UF Researcher Uses Gene To Produce Longer-Lasting Flowers
April 25, 1996
GAINESVILLE—The petunias in University of Florida researcher David Clark’s greenhouse are the Energizer bunnies of flowers — they keeping blooming and blooming and blooming.
And if Clark’s experiments work on other flowers, Florida’s $600-million-a-year floriculture industry may see its bank accounts blossom as well.
Clark, an environmental horticulturist in UF’s Institute of Food and Agricultural Sciences, is conducting experiments on petunia plants containing a mutant ethylene receptor gene. The genetic engineering makes the plants insensitive to ethylene, a gas that causes flowers to wilt.
The gene is taken from the weed, Arabidopsis, which Clark says is so useful in research that it is the plant world’s equivalent of the white laboratory mouse.
So far, Clark’s experiments have shown that the plants produce flowers that last two to three times longer than a regular petunia. The genetically altered petunias also are able to hand down their resistance to ethylene to their offspring, proving that the trait can be inherited.
“We’re looking to take this technology into other flower crops. We want to improve the vase life of cut flowers and we want to improve performance in the garden and the landscape,” Clark said. “If we make flowers last longer, the flower industry can make a whole lot more money, and we can produce something that you’ll enjoy a lot longer.”
Although petunias are the first important flowering crop making use of the mutant ethylene receptor gene, the gene is not new to UF laboratories. In December, UF Eminent Scholar and Professor Harry J. Klee’s use of the gene in tomatoes was detailed in “Science.” His genetically engineered tomato plants with a delayed ripening cycle could be a major boost to the state’s $700-million-a-year tomato industry.
Clark concedes a bias toward floriculture but said the research with the mutant ethylene receptor gene may have a greater potential benefit with flowers than with tomatoes.
“I see this as having an extremely broad scope in floriculture,” Clark said. “We have a large number of floriculture crops that are sensitive to ethylene. With tomatoes, you’re talking about one very large crop, but with flowers, we’re talking about being able to span the industry.”
Flowers with the ability to bloom longer will open new markets to the floriculture industry, Clark said.
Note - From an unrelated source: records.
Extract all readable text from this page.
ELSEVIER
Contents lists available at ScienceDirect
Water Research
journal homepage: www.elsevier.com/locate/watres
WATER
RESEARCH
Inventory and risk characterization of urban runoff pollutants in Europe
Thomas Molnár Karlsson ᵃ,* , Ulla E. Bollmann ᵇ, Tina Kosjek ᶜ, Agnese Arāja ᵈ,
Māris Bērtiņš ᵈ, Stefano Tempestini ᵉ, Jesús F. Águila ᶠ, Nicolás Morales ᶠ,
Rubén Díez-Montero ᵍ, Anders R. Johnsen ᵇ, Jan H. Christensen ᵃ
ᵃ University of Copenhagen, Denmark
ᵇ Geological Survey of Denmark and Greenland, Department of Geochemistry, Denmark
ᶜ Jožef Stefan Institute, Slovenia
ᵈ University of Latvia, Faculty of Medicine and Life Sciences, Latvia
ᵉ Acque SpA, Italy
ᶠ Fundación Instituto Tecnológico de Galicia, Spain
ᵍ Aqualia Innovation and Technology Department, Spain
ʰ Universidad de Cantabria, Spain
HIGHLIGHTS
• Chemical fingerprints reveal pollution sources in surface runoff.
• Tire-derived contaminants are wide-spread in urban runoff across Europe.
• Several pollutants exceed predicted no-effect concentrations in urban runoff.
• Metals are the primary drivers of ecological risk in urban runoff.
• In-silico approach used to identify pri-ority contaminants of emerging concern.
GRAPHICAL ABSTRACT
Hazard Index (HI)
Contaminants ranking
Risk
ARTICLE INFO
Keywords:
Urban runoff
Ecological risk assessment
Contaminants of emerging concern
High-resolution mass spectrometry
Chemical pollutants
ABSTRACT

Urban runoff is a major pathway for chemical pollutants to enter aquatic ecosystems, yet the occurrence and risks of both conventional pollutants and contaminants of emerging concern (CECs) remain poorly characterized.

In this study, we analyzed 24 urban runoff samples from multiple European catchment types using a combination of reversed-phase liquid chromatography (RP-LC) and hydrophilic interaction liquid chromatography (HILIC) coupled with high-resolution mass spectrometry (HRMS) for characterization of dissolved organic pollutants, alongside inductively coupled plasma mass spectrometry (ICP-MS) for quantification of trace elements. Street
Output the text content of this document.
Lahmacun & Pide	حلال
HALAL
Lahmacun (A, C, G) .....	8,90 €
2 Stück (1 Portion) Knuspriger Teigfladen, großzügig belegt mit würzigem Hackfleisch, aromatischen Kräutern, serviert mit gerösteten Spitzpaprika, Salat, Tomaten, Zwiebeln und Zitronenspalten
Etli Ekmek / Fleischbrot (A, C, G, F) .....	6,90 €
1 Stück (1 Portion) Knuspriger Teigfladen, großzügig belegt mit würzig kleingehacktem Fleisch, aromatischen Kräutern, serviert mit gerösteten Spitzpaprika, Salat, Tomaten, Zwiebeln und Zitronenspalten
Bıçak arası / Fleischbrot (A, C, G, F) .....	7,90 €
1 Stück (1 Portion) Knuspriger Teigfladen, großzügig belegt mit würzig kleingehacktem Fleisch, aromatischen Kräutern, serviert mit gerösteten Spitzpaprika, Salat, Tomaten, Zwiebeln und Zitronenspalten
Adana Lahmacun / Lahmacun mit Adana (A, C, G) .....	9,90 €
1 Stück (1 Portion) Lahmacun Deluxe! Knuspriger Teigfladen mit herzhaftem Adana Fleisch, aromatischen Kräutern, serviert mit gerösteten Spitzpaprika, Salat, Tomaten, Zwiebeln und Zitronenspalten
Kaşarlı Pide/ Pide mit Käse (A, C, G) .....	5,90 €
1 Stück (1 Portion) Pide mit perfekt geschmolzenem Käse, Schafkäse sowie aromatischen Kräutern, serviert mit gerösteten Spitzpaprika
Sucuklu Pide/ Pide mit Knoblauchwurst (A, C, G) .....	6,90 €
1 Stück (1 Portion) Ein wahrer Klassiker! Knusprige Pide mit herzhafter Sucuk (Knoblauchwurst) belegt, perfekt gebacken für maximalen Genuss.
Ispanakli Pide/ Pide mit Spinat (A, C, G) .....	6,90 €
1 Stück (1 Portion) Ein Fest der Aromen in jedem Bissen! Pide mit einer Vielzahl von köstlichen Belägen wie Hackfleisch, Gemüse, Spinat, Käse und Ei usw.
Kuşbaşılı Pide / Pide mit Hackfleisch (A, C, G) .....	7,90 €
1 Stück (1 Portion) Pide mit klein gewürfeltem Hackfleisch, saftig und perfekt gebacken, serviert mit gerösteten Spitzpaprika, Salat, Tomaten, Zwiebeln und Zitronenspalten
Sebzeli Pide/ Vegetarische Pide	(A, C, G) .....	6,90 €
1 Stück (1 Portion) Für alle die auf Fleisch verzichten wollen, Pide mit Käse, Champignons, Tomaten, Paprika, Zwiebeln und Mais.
Shipping and handling is always a problem with flowers, Clark said, because stems are cut, boxed and shipped. The flowers often emit ethylene gas in response to being cut and, in turn, wilt in response to exposure to ethylene.
“A wounded plant gives off ethylene gas, and a cut flower is wounded,” Clark said. “By using plants insensitive to ethylene we can deal with extremes a little bit longer, instead of having to control shipping conditions.
“For example, a plant we normally might be able to ship for only two days, we might now be able to ship for four days,” Clark said. “And that means, if we could normally ship from Florida to Texas, now we can expand our markets to Washington state and California — somewhere very far away.”
So when can florists and nurseries and landscapers get their hands on these long-blooming plants?
“They want it yesterday,” Clark chuckles. “But realistically, I think you’ll see these plants commercially available by the year 2000, probably sooner with petunias.”
Clark says the floral industry is well aware of the gene and following its use in research closely.
“They’re chomping at the bit right now,” Clark said. “The one most important thing in floriculture is new varieties, new cultivars, they always want something better.
“With the varieties we have on the market today, we can produce a beautiful flower. You can look, and you can see beautiful flowers everywhere,” Clark said. “But to make them last a long time, too, that’s the icing on the cake.”